И тут до него снова донесся голос Уиллоу:
— Эсквиел! Эсквиел!
Что происходит? Все перепуталось. Он ничего не мог понять… Он чувствовал, что слабеет. Взглянув вверх, он заметил, что какие-то маленькие фигурки снуют по планете, которую он держит в руках. Потом он почувствовал, что начал расти, расти, расти…
Он снова не смог сдержать крика и услышал, как пустота многократно вторит раскатам его голоса.
В ушах бесконечно отдавался этот грохот, сердце бешено колотилось, казалось, оно вот-вот разорвет грудь. Он, задыхаясь, отчаянно карабкался по круто коробящейся поверхности планеты, чуть ли не ногтями цепляясь за нее.
Он чувствовал себя гигантом на этой крошечной планете — и вместе с тем ничтожной букашкой, барахтающейся то ли в вязкой жиже, то ли в вате.
И он засмеялся — бессмысленным и страшным смехом сумасшедшего.
Стоял и смеялся, как слабоумный… Но вдруг смех оборвался — он ухватил рвущиеся, ускользающие нити своего слабеющего разума, напрягся, натянул их. И вот он уже стоит на клочке твердой поверхности с низкой гравитацией, и все вокруг выглядит совершенно обыденно, если только это определение вообще применимо к Росу.

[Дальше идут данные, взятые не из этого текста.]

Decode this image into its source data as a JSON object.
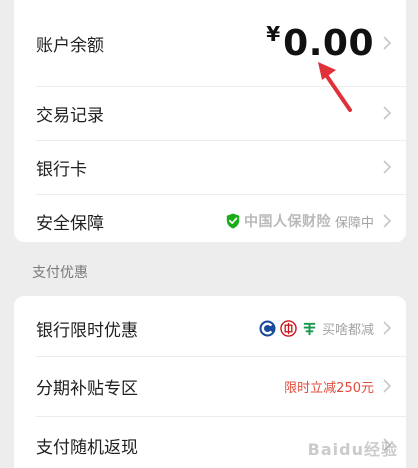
{
  "wallet": {
    "balance_label": "账户余额",
    "currency_symbol": "¥",
    "balance_value": "0.00",
    "transactions_label": "交易记录",
    "bank_card_label": "银行卡",
    "security_label": "安全保障",
    "insurer_name": "中国人保财险",
    "security_status": "保障中"
  },
  "discounts": {
    "section_title": "支付优惠",
    "bank_offer_label": "银行限时优惠",
    "bank_offer_text": "买啥都减",
    "installment_label": "分期补贴专区",
    "installment_text": "限时立减250元",
    "cashback_label": "支付随机返现"
  },
  "watermark_text": "Baidu经验",
  "colors": {
    "accent_red": "#e24a3d",
    "shield_green": "#1aad19",
    "card_bg": "#ffffff",
    "page_bg": "#ededed"
  },
  "icons": [
    "chevron-right-icon",
    "shield-check-icon",
    "bank-of-communications-icon",
    "icbc-icon",
    "china-post-icon"
  ]
}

Он скользнул взглядом вокруг и внезапно увидел сквозь туман Мери — она стояла рядом. Он бросился к ней.
— Мери!
— Эсквиел!
Это была не Мери, это была Уиллоу Ковекс в скафандре, который принадлежал когда-то Мери. Он готов был сбить ее с ног, но на ее лице читалось такое горькое разочарование, что он был обезоружен. Он хотел пройти мимо, но передумал и вернулся к ней.
— Уиллоу, Мери где-то здесь, я знаю…
И вдруг ему открылась истина.
— Боже мой! Ну конечно же. Ведь время здесь так скручено и искривлено, что нам дано видеть то, что происходило когда-то в прошлом, так же, как и то, что случится в будущем!
В светящемся тумане показалась еще одна фигура. Это был Телфрин.
— Я не смог связаться с вами из корабля. Там какая-то женщина. Она…
— Это тебе померещилось, дружище. Ступай-ка снова на корабль!
— Пойдемте вместе. Ничего мне не померещилось. Она сама пришла на корабль!
— Давай веди нас назад, — сказал Роффрей.
Уиллоу стояла как вкопанная, даже пальнем не шевельнула. Кончилось тем, что они подняли ее, несмотря на то что она пыталась ускользнуть от них, и потащили. Правда, пройти надо было не более трех ярдов.
Женщина была одета в скафандр. Она лежала на полу в кабине. Роффрей склонился над ней, поднял экран, защищавший лицо.
— Мери, — сказал он нежно. — Мери. Слава тебе, Господи!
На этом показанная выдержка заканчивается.